Redefining Robot Generalization Through Interactive Intelligence
Sharmita Dey
TL;DR
The paper argues that robot foundation models have been limited by single-agent autonomy, particularly in semi-autonomous and wearable robotics where continuous human collaboration is essential. It proposes a neuroscience-inspired, four-module architecture that treats humans and devices as co-adapting agents: a sensing module for multimodal inputs and language, an ad-hoc teamwork module for intent and belief-state modeling, a predictive world belief model for anticipatory control, and a memory/feedback module for long-term personalization. The approach emphasizes offline pre-training on diverse data, in-situ fine-tuning, safety, and interpretability, with extensions to a range of human-in-the-loop scenarios beyond cyborgs. If realized, this interactive multi-agent framework could yield more robust, personalized, and anticipatory performance in wearable robotics, prosthetics, exoskeletons, and related semi-autonomous systems.
Abstract
Recent advances in large-scale machine learning have produced high-capacity foundation models capable of adapting to a broad array of downstream tasks. While such models hold great promise for robotics, the prevailing paradigm still portrays robots as single, autonomous decision-makers, performing tasks like manipulation and navigation, with limited human involvement. However, a large class of real-world robotic systems, including wearable robotics (e.g., prostheses, orthoses, exoskeletons), teleoperation, and neural interfaces, are semiautonomous, and require ongoing interactive coordination with human partners, challenging single-agent assumptions.
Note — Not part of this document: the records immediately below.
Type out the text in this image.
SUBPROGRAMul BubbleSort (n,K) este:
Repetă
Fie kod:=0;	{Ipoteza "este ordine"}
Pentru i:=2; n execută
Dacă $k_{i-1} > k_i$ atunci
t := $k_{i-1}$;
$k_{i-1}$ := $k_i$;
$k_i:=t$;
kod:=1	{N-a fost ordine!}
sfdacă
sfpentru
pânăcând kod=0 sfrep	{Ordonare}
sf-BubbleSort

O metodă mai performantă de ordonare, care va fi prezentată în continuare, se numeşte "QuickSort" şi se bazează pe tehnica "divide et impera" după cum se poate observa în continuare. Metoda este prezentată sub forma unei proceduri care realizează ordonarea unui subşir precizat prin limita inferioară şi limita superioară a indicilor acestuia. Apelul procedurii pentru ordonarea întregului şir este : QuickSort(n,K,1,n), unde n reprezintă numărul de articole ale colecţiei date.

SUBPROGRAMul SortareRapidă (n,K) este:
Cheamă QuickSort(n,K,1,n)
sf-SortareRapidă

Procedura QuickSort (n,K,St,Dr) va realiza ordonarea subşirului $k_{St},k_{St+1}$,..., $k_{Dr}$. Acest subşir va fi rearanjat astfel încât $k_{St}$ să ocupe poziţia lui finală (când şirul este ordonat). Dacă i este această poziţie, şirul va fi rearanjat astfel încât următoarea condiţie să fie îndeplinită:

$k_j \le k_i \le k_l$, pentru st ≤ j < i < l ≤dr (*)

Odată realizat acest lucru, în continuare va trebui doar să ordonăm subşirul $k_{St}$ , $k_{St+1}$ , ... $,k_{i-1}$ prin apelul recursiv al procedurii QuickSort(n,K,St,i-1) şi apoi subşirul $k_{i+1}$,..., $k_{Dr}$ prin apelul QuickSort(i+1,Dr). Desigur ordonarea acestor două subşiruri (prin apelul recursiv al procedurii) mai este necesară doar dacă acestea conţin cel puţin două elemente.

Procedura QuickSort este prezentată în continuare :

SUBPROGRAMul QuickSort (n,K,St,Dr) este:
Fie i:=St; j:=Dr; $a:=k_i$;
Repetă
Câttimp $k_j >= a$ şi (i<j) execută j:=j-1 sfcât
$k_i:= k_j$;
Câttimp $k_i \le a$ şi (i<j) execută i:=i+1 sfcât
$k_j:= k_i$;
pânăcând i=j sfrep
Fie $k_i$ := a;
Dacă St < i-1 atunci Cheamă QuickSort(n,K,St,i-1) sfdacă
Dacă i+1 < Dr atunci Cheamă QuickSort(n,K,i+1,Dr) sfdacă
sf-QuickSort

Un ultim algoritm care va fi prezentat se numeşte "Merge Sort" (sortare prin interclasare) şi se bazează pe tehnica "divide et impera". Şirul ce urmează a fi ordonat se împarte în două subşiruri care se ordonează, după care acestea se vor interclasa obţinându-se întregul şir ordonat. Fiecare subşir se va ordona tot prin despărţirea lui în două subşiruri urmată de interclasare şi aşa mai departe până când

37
In this position paper, we argue that robot foundation models must evolve to an interactive multi-agent perspective in order to handle the complexities of real-time human-robot co-adaptation. We propose a generalizable, neuroscience-inspired architecture encompassing four modules: (1) a multimodal sensing module informed by sensorimotor integration principles, (2) an ad-hoc teamwork model reminiscent of joint-action frameworks in cognitive science, (3) a predictive world belief model grounded in internal model theories of motor control, and (4) a memory/feedback mechanism that echoes concepts of Hebbian and reinforcement-based plasticity. Although illustrated through the lens of cyborg systems, where wearable devices and human physiology are inseparably intertwined, the proposed framework is broadly applicable to robots operating in semi-autonomous or interactive contexts. By moving beyond single-agent designs, our position emphasizes how foundation models in robotics can achieve a more robust, personalized, and anticipatory level of performance.